I tried to involve her with a senior group designed for the hearing and memory impaired. There were coffee and dry cookies, her favorites. There was mural painting and bead stringing and poetry reading. The people were nice. One woman spoke Yiddish to her. My grandmother smiled and nodded in response. While she was smiling and nodding she would turn to me and hiss, “Let's get out of here.” She hated all these old deaf people, and she wasn't
game
. If she didn't understand the point of something, like stringing beads while you chat to make the time pass and keep your fingers nimble, she made a conscious choice to be too good for it.
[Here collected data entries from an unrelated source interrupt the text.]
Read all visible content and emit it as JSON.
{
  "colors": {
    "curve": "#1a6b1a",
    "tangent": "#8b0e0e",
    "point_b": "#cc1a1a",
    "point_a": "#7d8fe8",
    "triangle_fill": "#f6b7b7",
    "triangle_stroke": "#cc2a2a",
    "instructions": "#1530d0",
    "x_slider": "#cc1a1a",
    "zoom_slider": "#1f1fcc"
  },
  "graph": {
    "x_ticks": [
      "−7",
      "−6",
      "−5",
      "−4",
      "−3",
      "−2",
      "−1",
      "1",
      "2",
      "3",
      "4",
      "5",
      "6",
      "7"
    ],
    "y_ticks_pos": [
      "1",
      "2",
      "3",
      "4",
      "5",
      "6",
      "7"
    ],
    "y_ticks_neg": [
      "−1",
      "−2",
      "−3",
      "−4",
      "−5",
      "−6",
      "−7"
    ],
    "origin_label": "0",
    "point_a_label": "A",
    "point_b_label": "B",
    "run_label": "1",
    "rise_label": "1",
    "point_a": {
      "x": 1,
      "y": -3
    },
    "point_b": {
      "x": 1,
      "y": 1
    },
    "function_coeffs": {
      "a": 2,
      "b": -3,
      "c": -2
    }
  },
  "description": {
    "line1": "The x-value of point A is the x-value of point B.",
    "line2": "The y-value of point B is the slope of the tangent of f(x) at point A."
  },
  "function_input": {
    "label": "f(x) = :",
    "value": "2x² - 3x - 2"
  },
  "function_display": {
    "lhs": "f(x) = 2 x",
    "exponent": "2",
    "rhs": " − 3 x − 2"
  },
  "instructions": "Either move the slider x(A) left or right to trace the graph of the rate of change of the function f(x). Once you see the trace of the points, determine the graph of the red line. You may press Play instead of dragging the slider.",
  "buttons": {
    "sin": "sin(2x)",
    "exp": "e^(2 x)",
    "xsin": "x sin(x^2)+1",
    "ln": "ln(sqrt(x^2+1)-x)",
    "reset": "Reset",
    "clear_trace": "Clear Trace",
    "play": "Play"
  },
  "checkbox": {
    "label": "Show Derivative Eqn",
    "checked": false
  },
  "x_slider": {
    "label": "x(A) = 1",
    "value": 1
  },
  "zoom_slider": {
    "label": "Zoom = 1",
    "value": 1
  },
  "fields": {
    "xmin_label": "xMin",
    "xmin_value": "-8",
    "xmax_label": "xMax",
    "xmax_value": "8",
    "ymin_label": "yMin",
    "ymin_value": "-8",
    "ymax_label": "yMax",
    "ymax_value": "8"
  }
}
Also, I don't think she could understand or even hear a lot of what was said, which, of course, was the point of being there in the first place. It is too bad my grandmother never really understood irony. We only went to the senior group three times and always left within an hour. The last time was when I made her stay for the armchair exercises to music. Big mistake.

 

As my grandmother's dementia worsened, my family stubbornly contended that she still knew who we were. She might not remember our
names
, but she knew us. We recently came to the painful realization that often she has no
idea
who we are. My father is alternately “my son,” “my husband,” “my father,” “the man,” “the men,” “Yashka,” and in a spectacularly successful distillation: “The Jew.” My mother
is “her,” “the woman,” “Sylvia” (not her name), “Emma” (no), the aforementioned “maid,” and, after a recent visit to Connecticut, “that wonderful woman” and conversely, “that bitchy woman.” My brother, Steve, is “Bob.”